A busca por água em Marte está intrinsecamente ligada à busca por vida em outro planeta. A superfície de Marte já foi mais quente e úmida bilhões de anos atrás, mas agora é um deserto congelado que não permite a presença estável de corpos líquidos de água.
A água subterrânea em Marte pode ter sido um abrigo para a vida microbiana no passado, e talvez no presente, se é que ela existe. Por isso, o resultado de 2018 foi muito interessante.

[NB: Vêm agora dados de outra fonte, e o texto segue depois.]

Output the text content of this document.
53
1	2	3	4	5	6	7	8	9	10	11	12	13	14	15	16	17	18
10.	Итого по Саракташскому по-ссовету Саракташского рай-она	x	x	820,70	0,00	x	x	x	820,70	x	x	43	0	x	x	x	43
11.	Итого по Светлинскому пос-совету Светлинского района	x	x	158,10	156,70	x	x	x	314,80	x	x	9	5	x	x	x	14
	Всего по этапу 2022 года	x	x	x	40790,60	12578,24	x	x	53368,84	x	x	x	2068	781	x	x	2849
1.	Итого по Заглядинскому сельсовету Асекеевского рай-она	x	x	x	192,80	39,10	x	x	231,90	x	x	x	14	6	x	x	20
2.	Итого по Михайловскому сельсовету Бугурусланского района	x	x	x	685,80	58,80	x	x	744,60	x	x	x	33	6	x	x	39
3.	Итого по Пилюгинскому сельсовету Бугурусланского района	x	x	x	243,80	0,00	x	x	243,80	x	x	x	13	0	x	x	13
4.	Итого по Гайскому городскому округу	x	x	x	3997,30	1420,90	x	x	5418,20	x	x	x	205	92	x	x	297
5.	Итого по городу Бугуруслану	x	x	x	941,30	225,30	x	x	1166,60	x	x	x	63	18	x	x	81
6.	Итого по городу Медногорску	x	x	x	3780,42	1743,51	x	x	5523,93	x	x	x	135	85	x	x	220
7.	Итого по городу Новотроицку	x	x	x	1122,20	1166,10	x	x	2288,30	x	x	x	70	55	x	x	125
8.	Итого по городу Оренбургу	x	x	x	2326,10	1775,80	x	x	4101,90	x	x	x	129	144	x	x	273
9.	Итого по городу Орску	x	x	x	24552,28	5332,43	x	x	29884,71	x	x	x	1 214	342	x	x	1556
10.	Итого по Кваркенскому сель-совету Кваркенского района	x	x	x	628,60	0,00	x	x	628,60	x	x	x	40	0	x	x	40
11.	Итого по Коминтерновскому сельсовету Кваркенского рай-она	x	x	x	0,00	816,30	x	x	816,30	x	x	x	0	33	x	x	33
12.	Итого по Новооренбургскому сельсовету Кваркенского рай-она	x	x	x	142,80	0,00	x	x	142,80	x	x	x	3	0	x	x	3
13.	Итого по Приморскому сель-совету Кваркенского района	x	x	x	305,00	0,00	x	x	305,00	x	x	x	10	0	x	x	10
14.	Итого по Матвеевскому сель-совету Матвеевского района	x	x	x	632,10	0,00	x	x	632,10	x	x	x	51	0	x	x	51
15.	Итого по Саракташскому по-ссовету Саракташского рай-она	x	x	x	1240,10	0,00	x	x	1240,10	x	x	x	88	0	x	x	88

Uma nova pesquisa lançada em 2021, no entanto, sugere que os sinais brilhantes embaixo da calota polar captados pelo radar não eram um sinal de água líquida. Em vez disso, esses sinais podem ser de argila.
O fato de que talvez não existam lagos embaixo da calota polar não é necessariamente uma decepção. As argilas podem conter evidências da história de Marte – a história que não conhecemos. Esse é o processo científico em andamento, à medida que os pesquisadores buscam chegar à verdade sobre nosso planeta vizinho.

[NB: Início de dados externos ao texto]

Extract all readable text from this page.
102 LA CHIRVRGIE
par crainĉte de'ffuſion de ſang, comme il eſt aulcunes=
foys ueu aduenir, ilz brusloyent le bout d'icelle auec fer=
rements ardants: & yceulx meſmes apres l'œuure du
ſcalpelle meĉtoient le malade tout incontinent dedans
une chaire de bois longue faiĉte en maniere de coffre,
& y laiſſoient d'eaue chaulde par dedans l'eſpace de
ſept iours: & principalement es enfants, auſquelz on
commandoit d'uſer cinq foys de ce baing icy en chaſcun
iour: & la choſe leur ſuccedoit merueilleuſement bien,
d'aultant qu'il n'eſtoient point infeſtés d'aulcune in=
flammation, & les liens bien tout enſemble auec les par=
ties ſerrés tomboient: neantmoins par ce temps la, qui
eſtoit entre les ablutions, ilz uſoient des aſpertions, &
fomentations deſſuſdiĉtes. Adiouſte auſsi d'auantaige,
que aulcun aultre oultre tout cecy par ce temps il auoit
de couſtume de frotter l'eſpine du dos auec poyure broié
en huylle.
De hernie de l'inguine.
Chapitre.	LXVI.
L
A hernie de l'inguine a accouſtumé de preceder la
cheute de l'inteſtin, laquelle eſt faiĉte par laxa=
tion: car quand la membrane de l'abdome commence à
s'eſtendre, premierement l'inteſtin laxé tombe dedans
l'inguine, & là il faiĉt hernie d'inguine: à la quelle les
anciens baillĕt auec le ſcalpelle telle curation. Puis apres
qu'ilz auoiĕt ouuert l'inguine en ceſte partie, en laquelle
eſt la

Investigando o polo sul de Marte
Quando a ideia de lagos subterrâneos sob os polos foi apresentada, cientistas questionaram como a água permanecia líquida.
Um estudo publicado neste ano na revista Geophysical Research Letters envolveu a análise de milhares de ecos de radar presentes em mais de 15 anos de dados. Entre eles havia dezenas de reflexos brilhantes, mas eles foram rastreados perto da superfície, um ambiente muito frio para existir água líquida, mesmo que fosse salgada.
Aditya Khuller, um doutorando na Arizona State University e estagiário no Jet Propulsion Laboratory da NASA, em Pasadena, Califórnia, trabalhou nessa pesquisa para analisar os reflexos do radar.
“Pela primeira vez, removemos essas camadas para ver o que havia por baixo”, explicou. “Nossas descobertas mostraram que era pouco plausível que houvesse realmente água líquida em todos esses lugares, pois isso significaria que haveria lagos em todo o polo sul”.
Isaac Smith, um cientista da Universidade de York, em Toronto, questionou se o sinal poderia ser produzido por argilas. A esmectita –um tipo de argila– pode ser encontrada por todo o planeta Marte. Esses minerais também existem na Terra. Embora pareçam rochas, as esmectitas foram formadas por água líquida ao longo do tempo. Smith descreveu a argila como algo entre a rocha vulcânica e o que é usado na fabricação de cerâmica.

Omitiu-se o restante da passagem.